A debate playlist for two men singing different tunes

By Richard Lee

By the time Joe Biden and Donald Trump take the stage tonight for the first debate of the 2020 campaign, most voters will already have made up their minds about how they will cast their ballots. In fact, many Americans will already have voted.

So if watching the two candidates argue for 90 minutes is not going to sway you one way or another, here are a few musical selections that not only will keep you involved with the six debate topics that moderator Chris Wallace has selected; they also will keep you entertained.

Topic 1: The Trump and Biden Records

The odds of the two candidates finding common ground on any topic are slim, so a good song to start the debate is the Gershwin’s “Let’s Call the Whole Thing Off.” With a few strategic word changes, the lyrics could easily describe what is likely to take place:

Trump says potato and Biden says potahto
Trump says tomato and Biden says tomahto
Potato, potahto, tmato, tomahto.
Let’s call the whole thing off

Topic 2: The Supreme Court

“Johnny 99” is a song about a man who commits a murder, but a judge also plays a prominent role in this tale from Bruce Springtseen’s Nebraska album. The courtroom is a long way from the highest court in the nation, but it is clear that Johnny 99’s fate rests with the judge. The words that Springsteen crafted for Johnny 99’s statement to the judge, while not excusing his crime, offer insight into what desperation can do to a person:

Now judge, judge, I got debts no honest man could pay
The bank was holding my mortgage, they taking my house away
Now I ain’t saying that makes me an innocent man
But it was more and all this that put that gun in my hand

Topic 3: COVID-19

A search for a song about the COVID-19 pandemic could go in several directions. Masks, science, social distancing death, politics and shutdowns are just a few of the many topics that could work. But most important to all of us is the need to avoid the coronavirus and its potentially fatal effects, so “Stayin Alive,” the Bee Gees superhit from Saturday Night Fever gets the nod:

Whether you’re a brother or whether you’re a mother
You’re stayin’ alive, stayin’ alive
Feel the city breakin’ and everybody shakin’
And we’re stayin’ alive, stayin’ alive

Topic 4: The Economy

With millions of Americans out of work because of the coronavirus, Gary U.S. Bonds’ “Out of Work” is an easy choice for the economy topic.
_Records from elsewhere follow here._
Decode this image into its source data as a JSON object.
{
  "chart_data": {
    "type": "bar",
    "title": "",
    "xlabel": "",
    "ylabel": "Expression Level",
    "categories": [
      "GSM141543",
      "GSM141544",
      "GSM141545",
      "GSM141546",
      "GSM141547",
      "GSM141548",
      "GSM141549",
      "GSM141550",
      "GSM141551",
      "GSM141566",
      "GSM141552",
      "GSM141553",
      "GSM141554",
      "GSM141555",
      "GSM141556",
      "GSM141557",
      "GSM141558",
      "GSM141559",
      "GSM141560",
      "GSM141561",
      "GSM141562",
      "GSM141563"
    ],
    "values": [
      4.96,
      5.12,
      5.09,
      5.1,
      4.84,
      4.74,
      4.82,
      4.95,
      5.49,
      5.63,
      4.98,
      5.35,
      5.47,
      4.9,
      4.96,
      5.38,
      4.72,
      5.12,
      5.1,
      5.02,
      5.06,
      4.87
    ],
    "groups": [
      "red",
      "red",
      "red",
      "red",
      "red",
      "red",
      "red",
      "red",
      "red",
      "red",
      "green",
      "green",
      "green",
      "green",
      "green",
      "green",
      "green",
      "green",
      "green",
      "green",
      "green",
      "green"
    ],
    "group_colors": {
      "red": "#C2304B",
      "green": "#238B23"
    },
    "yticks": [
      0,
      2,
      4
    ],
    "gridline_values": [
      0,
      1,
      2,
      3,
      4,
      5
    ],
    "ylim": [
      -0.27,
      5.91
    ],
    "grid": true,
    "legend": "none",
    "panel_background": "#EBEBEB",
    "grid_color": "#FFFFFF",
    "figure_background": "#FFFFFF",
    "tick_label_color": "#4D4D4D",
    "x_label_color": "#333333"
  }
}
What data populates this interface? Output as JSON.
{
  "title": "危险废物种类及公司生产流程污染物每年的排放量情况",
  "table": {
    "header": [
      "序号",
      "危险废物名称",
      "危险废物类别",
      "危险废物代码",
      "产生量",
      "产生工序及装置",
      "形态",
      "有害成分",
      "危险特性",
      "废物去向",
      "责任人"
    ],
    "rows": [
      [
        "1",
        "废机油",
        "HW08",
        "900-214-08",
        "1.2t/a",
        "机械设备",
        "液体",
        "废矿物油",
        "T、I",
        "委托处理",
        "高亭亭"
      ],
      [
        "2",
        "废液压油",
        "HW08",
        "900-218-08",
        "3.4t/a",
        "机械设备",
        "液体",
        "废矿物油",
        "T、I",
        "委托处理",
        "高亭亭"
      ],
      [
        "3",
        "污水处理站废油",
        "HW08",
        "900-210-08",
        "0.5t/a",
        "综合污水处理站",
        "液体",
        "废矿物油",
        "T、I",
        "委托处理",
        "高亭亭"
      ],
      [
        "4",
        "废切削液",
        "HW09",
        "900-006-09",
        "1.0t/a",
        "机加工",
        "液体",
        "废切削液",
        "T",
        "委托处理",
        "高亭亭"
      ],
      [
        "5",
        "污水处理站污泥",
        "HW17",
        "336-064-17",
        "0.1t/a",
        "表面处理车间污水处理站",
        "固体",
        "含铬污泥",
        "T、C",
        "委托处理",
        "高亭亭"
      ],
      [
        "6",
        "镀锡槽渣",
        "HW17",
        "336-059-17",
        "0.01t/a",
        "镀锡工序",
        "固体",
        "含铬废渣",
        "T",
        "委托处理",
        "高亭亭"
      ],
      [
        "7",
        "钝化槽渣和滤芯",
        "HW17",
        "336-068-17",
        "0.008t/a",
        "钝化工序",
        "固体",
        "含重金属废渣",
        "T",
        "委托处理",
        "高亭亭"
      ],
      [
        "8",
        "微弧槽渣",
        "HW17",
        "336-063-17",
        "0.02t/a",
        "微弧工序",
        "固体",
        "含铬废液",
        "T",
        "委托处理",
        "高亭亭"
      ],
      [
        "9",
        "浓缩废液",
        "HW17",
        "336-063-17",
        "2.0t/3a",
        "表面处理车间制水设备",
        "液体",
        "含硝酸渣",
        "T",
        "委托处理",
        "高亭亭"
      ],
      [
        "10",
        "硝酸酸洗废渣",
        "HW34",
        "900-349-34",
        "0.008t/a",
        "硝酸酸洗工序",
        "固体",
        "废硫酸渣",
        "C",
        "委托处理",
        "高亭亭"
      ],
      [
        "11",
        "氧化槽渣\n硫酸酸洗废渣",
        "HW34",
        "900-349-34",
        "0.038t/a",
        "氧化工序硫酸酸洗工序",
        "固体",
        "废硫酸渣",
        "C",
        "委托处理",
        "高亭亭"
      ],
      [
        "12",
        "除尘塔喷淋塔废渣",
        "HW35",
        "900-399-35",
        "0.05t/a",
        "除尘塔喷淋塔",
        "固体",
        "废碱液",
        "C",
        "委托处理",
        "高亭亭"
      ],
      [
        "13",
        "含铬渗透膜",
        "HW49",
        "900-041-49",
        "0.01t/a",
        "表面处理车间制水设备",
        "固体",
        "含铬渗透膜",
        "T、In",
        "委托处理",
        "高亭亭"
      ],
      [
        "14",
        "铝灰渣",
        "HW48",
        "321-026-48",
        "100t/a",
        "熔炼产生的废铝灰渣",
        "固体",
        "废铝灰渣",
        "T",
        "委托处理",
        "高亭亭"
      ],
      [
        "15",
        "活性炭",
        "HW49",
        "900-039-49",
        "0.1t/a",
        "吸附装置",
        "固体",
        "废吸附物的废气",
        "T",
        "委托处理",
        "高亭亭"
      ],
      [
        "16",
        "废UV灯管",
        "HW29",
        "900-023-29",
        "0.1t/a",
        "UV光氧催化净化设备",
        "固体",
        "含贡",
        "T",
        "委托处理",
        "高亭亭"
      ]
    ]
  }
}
Written by Bruce Springsteen while inflation was soaring in the early 1980s, the message is clear and simple – and the lyrics even contain a direct plea to the president:

I’m out of work
I need a job, I’m out of work
I’m unemployed, I’m out of work
I need a job, I’m out of work

Earlier this year, Bonds recorded an updated version of the song with new lyrics about the coronavirus pandemic. Backed by just an acoustic guitar, it lacks the punch of the original, but still makes the same important points about unemployment.

Topic 5: Race and Violence in our Cities

As with the COVID-19 topic, the options for a song for the Race and Violence in our Cities topic are plentiful. Numerous songs have been written about race, and many address violence and civil unrest. Violence is not the answer to systemic racism, but in some ways the summer of 2020 was about people searching for America as Paul Simon described in song in 1968.

But the “America’s” lesser known sequel, “American Tune” from Simon’s 1973 There Goes Rhymin’ Simon solo album, is a better match for 2020. The lyrics describe feelings of being confused, forsaken and misused, and they paint pictutres of souls that are battered souls and dreams that are shattered. Even the lines of optimism and encouragement are answered with a question about the future:

But it’s all right, it’s all right
We’ve lived so well so long
Still, when I think of the road we’re traveling on
I wonder what went wrong
I can’t help it, I wonder what went wrong

Topic 6: The Integrity of the Election

Given the role of mail-in voting in the 2020 election, the Marvellettes’ 1961 Motown hit “Please Mr. Postman” takes on new meaning. The song is about a young woman waiting for a letter from her boyfriend, but in today’s context, the emphasis on checking for mail and the need for timely delivery are right on the money:

Check it and see one more time for me
You gotta wait a minute, wait a minute
Oh, yeah, Mr. Postman
Wait a minute, wait a minute
Oh, yeah, Mr. Postman
Mr. Po-o-ostman, wait a minute, wait a minute
Oh, yeah, Mr. Postman
Deliver the letter, tThe sooner, the better

Closing Statements?

Since the debate will take place in Cleveland at Case Western Reserve University and Cleveland Clinic, what better way to wrap things up than this classic by Ian Hunter from his You’re Never Alone with a Schizophrenic album? There also is a great cover version of Hunter’s song — performed by a band appropriately named the Presidents of the United States.

Richard Lee, executive director of the Jandoli Institute, is a former music journalist who often writes about the intersection of music and current events.